Thirty eight years ago, aged eleven, I was discharged after a week in hospital. I was sent home with a glass syringe, a plastic tub and a bottle of surgical spirit to store the syringe, five reusable needles (a year's supply), a couple of bottles of insulin and a chemistry set.
I had been diagnosed with juvenile onset diabetes, later called insulin dependent diabetes and now known as type 1 diabetes. Simply put, my body had ceased to make any insulin and so I could no longer control my blood sugar. The treatment was to inject insulin refined from the pancreases of cows. The chemistry set was so that I could determine whether I was injecting the right amount of insulin. It contained a test tube, an eye dropper and a bottle of tablets containing caustic soda and copper sulphate. Five drops of urine, ten drops of water, then drop a tablet in the tube and wait 30 seconds while it fizzed and turned the liquid a colour between blue (no sugar: good) and bright orange (2% sugar: bad). The value was recorded in a notebook to show the consultant at the six monthly appointments. Although it is almost forty years ago, I remember my book was littered with 1% and 2% readings.
Just think about this: regularly, 2% of my urine was sugar. If a teaspoon holds about 4g of sugar, and a mug of tea is about 200ml, a mug of tea with a teaspoon of sugar is about 2% sugar. On a regular basis, my urine was as sweet as your tea*. (Diabetes mellitus comes from the Greek word diabetes meaning siphon - to pass through - and the Latin word mellitus meaning honeyed or sweet, in other words sweet urine.)

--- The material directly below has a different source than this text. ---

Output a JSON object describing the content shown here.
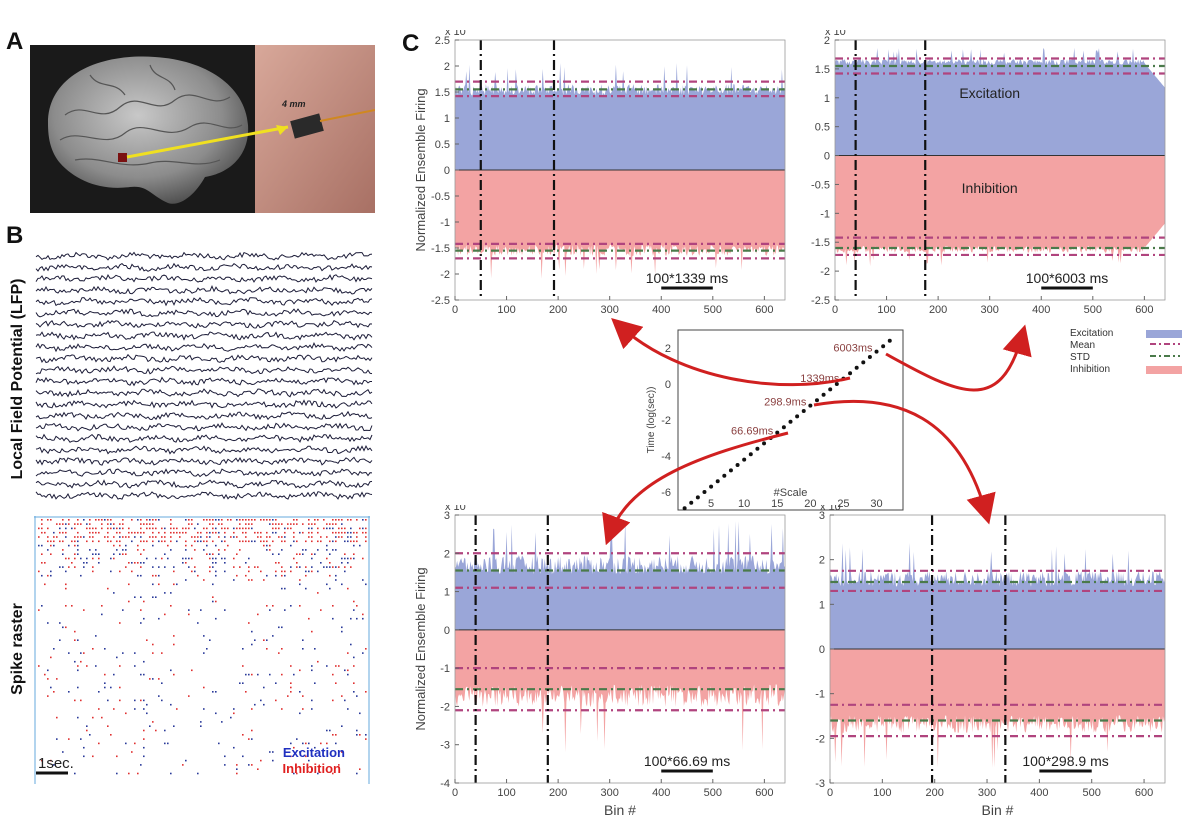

To get that sweet, empirical measurements show that on average my blood sugar would have to be about 12 mmol/l and this is about double the recommended level for a diabetic. The urine tests gave results up to 2%, so when I got the bright orange result it mean that the concentration of sugar in my urine was 2% or more. Since the test didn't show a value higher than 2% I have no way of knowing how high my urine sugar really got. (In fact, I now know that I could have repeated the test with two drops of urine rather than five, and this could have measured up to 5% of sugar.) I was also prescribed urine dipsticks to test for ketones. Ketonuria occurs when the body breaks down amino acids to get energy rather than glucose, and in a diabetic this can occur when blood sugar is over 15 mmol/l (due to too little insulin). From memory, I occasionally detected ketones, so my blood sugar was likely to be three times or more the recommended level.
The problem with urine testing is that it is hours after the fact. My bladder could have several hours of urine (eight, for the early morning pee) and hence my blood sugar could be high for all of this time. Worse, four decades ago, there was not the concept of taking an adjustment dose of insulin to correct a bad result. Re-usable needles meant that injecting was an unbearable pain, and blunt needles (and the impure animal insulin) affected the injection sites (scarring and fat loss) so it was always best to have as few injections as possible. For the first ten years I had two injections a day: one before breakfast and another before dinner. Consequently, without an adjustment dose, a high urine test could mean a high blood sugar for at least half a day. Controlling blood sugar in the 70s and 80s was not easy.
These days diabetics have finger prick blood testing monitors, so we can instantaneously test blood sugar, we also have insulin pens that can accurately deliver small adjustment doses of insulin and (the most significant innovation) we have sharp needles. Controlling blood sugar, though easier, is still not easy because injected insulin does not act immediately, and (depending on the type of insulin) it may continue to affect blood sugar for a couple of hours. Further, some foods are digested quicker than others and hence affect blood sugar in different ways. Managing diabetes is always a case of finding out what works and then sticking with it. Change is the worst word in a diabetic's life.
In my next blog I will describe the issues with the controlling diabetes using finger-prick blood glucose tests, and what could be done to improve the situation.
[*] This is all very approximate, but figure 1 in this paper suggests that 2% Clinitest represents between 2.5g and 4.5g (say about 3g) in 100ml of urine, which means my urine was as sweet as one and a half teaspoons of sugar in a mug of tea.